The idea
Other approaches stream every pixel of the UI live from a video-generating model. That's beautiful but needs server GPUs and real bandwidth. Paperback does the same thing a different way , the model emits a tiny description of what to show, and your device renders it.
Two representations are demonstrated side-by-side:
#1 · Components
A constrained JSON DSL. The model is only allowed to emit these node types, so output is always renderable, accessible, and crisp. The left pane is a real DOM tree.
#2 · SVG
A sanitized SVG document.
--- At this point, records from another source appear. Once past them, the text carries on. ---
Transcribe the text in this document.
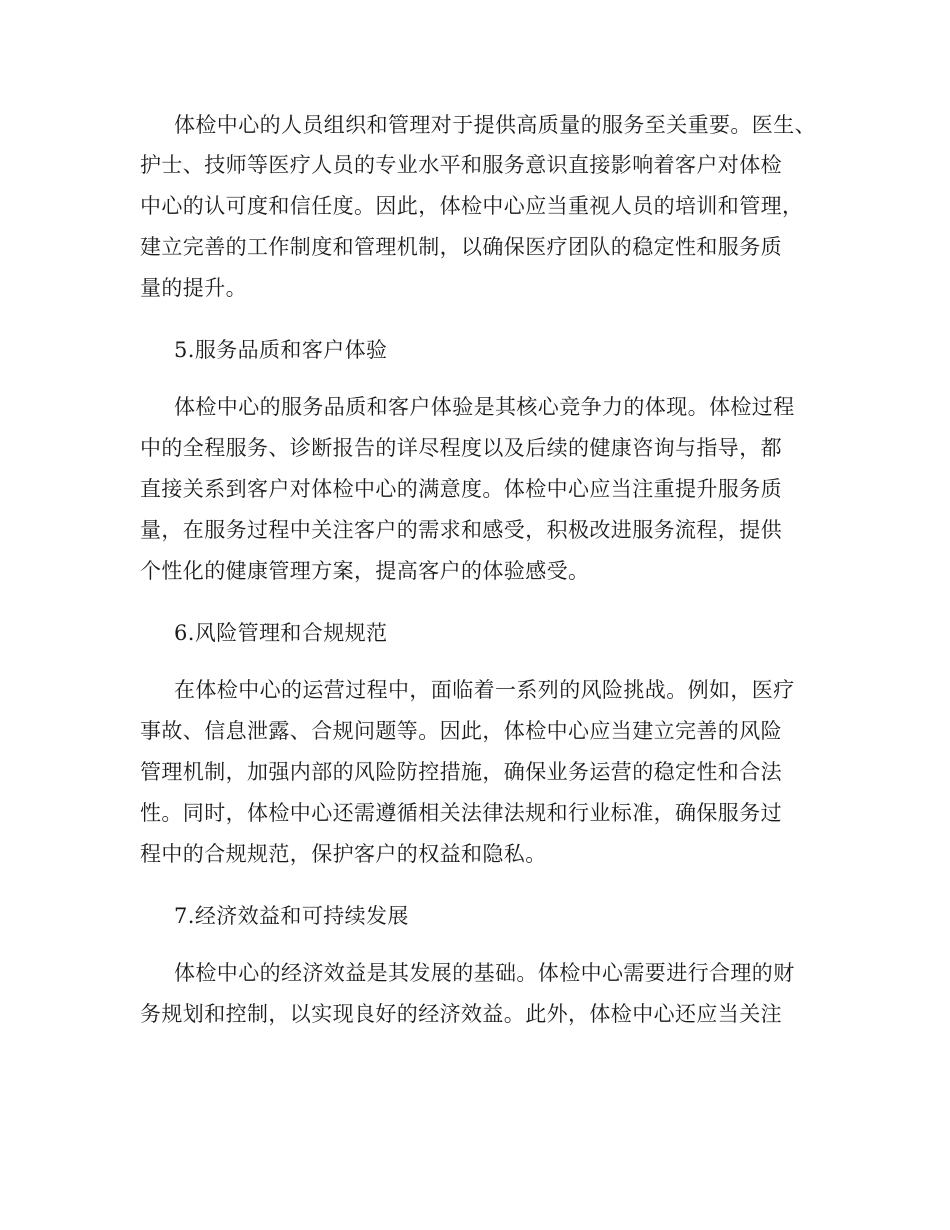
体检中心的人员组织和管理对于提供高质量的服务至关重要。医生、
护士、技师等医疗人员的专业水平和服务意识直接影响着客户对体检
中心的认可度和信任度。因此，体检中心应当重视人员的培训和管理，
建立完善的工作制度和管理机制，以确保医疗团队的稳定性和服务质
量的提升。
5.服务品质和客户体验
体检中心的服务品质和客户体验是其核心竞争力的体现。体检过程
中的全程服务、诊断报告的详尽程度以及后续的健康咨询与指导，都
直接关系到客户对体检中心的满意度。体检中心应当注重提升服务质
量，在服务过程中关注客户的需求和感受，积极改进服务流程，提供
个性化的健康管理方案，提高客户的体验感受。
6.风险管理和合规规范
在体检中心的运营过程中，面临着一系列的风险挑战。例如，医疗
事故、信息泄露、合规问题等。因此，体检中心应当建立完善的风险
管理机制，加强内部的风险防控措施，确保业务运营的稳定性和合法
性。同时，体检中心还需遵循相关法律法规和行业标准，确保服务过
程中的合规规范，保护客户的权益和隐私。
7.经济效益和可持续发展
体检中心的经济效益是其发展的基础。体检中心需要进行合理的财
务规划和控制，以实现良好的经济效益。此外，体检中心还应当关注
Infinite resolution, no GPU, typically under a few KB per scene. Great for bespoke layouts, charts, and diagrams.
What the model sees
When the live model is invoked, it's given a strict system prompt listing the allowed node types and their props, then asked to produce exactly one JSON object (for Components) or one SVG document (for SVG). Output is sanitized before it hits the DOM , no scripts, no event handlers, no external references.
{
"type":"card",
"children":[
{"type":"heading","level":2,"text":"Welcome"},
{"type":"text","text":"Sign in to continue.","muted":true},
{"type":"input","placeholder":"[email protected]"},
{"type":"button","label":"Continue","variant":"primary"}
]
}
Primitives available (45)
Presets vs. live model
Paperback ships with a library of hand-crafted presets. If your prompt matches one (e.g. “weather card for Tokyo”), it's streamed in token-by-token to mimic real inference , instant, free, unlimited. If no preset matches (e.g. “weather card for Florence”), the request is forwarded through a tiny PHP proxy on this host to Claude. The proxy uses a shared demo key rate-limited to 3 custom renders per hour per visitor. Paste your own sk-ant-… key in the footer to bypass the limit and bill your own account instead.
Why it works
Structure is enormously more compact than pixels. A moderately complex screen is a few KB of JSON vs. many megabytes of video per second. A layout engine and an SVG renderer already live on every device , we just let the model drive them.